The Bemba trial, which went on recess in early December, will only resume on Monday, January 30, after what court officials described as “logistical issues” made it impossible for the next scheduled witness to start his testimony.
Hearings that had been planned to resume on Monday last week were pushed to this week, before being postponed twice to January 30. Court officials today said that the prosecution witness lined up to testify next could not start his testimony “due to logistical issues.” They declined to reveal what these issues were.
The upcoming witness, like the three who will follow him before the prosecution case closes, is a former insider in the Movement for the Liberation of Congo (MLC), the group war crimes accused Jean-Pierre Bemba led. These witnesses, prosecutors say, will testify that Mr. Bemba knew his troops were committing rapes, murders, and pillaging in the Central African Republic and that he had the means to stop and to punish them but chose not to.
Before the trial went on recess, prosecutors told judges that they were at the time unable to bring any of the four outstanding witnesses to testify.
They said the witnesses had commitments that made it impossible for them to travel to The Hague until later this month. After failing to produce any of the four outstanding insider witnesses in the witness stand, prosecutors last November called ‘Witness 69,’ an overview witness they had planned to have as their last witness, to give testimony.

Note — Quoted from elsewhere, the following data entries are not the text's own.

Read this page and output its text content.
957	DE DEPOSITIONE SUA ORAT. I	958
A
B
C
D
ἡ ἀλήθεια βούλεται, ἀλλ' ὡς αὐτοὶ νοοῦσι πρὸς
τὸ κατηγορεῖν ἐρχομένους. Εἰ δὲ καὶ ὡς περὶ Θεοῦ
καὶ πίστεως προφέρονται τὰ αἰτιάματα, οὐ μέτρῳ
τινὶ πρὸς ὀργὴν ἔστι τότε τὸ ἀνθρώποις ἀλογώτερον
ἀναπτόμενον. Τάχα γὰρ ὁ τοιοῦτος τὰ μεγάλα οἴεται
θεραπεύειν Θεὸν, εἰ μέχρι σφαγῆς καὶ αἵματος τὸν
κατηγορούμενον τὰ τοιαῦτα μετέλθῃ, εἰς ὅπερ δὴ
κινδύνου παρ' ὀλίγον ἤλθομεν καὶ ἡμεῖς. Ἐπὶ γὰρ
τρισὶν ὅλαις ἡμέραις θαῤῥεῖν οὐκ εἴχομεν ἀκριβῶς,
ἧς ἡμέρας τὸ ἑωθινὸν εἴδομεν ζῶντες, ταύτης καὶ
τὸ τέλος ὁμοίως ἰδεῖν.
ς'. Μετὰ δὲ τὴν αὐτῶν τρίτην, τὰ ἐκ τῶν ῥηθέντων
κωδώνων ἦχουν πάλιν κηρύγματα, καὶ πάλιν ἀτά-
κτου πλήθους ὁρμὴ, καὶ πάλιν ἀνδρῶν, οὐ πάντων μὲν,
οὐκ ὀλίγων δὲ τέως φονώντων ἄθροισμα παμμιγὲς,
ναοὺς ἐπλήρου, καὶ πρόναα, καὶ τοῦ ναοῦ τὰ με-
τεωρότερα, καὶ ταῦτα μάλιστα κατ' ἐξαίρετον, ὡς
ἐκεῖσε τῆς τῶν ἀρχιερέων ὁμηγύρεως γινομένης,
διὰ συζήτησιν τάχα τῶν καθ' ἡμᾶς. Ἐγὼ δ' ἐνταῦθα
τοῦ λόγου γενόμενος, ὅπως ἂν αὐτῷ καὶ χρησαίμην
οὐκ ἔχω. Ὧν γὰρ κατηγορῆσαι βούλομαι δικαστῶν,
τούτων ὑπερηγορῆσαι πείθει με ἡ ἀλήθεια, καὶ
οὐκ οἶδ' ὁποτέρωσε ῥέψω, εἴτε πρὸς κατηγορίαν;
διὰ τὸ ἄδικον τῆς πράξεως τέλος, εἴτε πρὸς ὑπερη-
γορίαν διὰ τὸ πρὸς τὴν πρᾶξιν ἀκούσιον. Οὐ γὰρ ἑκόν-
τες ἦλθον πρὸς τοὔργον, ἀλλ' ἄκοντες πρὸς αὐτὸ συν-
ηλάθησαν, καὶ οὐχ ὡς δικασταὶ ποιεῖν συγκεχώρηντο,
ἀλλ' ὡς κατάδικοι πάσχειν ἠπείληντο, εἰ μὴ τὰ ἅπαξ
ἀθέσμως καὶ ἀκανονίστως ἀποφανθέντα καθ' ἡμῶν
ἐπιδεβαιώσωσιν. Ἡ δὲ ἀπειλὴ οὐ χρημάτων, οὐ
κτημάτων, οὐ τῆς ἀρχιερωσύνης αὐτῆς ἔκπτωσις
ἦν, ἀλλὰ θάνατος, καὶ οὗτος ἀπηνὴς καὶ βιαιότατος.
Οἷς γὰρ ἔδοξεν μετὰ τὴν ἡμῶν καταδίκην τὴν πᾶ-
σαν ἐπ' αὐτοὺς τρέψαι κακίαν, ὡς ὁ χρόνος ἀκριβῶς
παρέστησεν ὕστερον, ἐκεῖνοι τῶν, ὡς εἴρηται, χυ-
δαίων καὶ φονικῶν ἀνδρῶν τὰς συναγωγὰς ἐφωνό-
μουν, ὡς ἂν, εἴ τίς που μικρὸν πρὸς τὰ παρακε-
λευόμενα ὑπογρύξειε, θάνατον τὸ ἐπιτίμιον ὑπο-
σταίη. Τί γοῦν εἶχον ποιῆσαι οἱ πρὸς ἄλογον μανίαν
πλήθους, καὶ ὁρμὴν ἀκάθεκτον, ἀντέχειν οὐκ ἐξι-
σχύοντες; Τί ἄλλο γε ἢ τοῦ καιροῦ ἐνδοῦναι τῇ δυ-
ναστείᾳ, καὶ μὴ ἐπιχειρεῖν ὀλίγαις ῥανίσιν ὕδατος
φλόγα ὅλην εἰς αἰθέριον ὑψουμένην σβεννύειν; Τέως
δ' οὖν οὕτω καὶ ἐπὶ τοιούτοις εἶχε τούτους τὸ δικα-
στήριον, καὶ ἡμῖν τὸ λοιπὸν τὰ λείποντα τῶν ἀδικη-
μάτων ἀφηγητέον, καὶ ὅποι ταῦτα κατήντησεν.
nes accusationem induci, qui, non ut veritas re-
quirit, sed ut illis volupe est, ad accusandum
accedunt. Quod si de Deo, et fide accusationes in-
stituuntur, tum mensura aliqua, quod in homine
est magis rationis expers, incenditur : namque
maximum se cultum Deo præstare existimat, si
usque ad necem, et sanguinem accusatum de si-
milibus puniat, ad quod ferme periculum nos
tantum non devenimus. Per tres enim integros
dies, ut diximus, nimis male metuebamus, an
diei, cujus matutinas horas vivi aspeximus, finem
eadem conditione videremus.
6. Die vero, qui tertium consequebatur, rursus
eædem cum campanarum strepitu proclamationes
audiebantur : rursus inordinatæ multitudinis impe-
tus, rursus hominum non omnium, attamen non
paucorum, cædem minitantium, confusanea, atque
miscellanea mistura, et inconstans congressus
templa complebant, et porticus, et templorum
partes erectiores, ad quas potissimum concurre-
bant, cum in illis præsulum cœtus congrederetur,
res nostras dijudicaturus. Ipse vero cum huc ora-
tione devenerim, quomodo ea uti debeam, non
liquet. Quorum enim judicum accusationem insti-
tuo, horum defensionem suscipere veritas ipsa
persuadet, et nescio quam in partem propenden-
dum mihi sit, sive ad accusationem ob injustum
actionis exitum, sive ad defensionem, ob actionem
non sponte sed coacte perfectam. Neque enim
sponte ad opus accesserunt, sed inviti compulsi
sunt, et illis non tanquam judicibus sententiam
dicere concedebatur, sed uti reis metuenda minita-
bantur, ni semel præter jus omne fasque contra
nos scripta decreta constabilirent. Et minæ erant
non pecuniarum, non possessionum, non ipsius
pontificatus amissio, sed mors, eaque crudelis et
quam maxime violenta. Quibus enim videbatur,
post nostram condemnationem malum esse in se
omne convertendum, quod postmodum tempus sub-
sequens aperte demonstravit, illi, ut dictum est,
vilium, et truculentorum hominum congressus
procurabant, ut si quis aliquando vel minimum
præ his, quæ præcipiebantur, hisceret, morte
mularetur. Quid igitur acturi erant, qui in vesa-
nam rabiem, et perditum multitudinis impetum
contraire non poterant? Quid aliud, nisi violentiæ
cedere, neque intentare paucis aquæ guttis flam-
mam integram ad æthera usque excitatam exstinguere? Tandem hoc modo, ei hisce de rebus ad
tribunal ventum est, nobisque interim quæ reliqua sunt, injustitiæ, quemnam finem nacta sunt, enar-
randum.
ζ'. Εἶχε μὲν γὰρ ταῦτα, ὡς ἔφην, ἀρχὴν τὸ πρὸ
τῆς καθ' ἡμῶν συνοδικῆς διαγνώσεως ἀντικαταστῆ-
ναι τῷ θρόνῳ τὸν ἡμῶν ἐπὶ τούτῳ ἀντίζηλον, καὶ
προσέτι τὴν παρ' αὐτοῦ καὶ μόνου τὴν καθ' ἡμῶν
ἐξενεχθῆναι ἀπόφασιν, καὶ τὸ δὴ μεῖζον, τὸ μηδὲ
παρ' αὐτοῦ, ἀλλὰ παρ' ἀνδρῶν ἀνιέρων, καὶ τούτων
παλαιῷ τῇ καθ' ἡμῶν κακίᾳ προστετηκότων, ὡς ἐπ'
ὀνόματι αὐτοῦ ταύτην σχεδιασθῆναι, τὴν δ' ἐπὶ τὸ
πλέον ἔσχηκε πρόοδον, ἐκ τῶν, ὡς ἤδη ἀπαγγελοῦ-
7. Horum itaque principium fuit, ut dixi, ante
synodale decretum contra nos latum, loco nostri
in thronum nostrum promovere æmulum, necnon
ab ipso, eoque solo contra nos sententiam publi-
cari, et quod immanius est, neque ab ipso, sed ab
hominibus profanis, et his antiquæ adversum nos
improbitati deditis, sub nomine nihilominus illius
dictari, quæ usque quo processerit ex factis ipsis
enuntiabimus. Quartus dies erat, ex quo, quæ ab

Mr. Bemba refutes that he had direct command over his soldiers but failed to effectively control them as they brutalized civilians in the CAR during their deployment in the country between October 2002 and March 2003.
Prosecutors charge that he is criminally responsible for three war crimes (murder, rape, and pillaging) and two crimes against humanity (murder and rape) stemming from his troops’ misconduct. He denies the charges.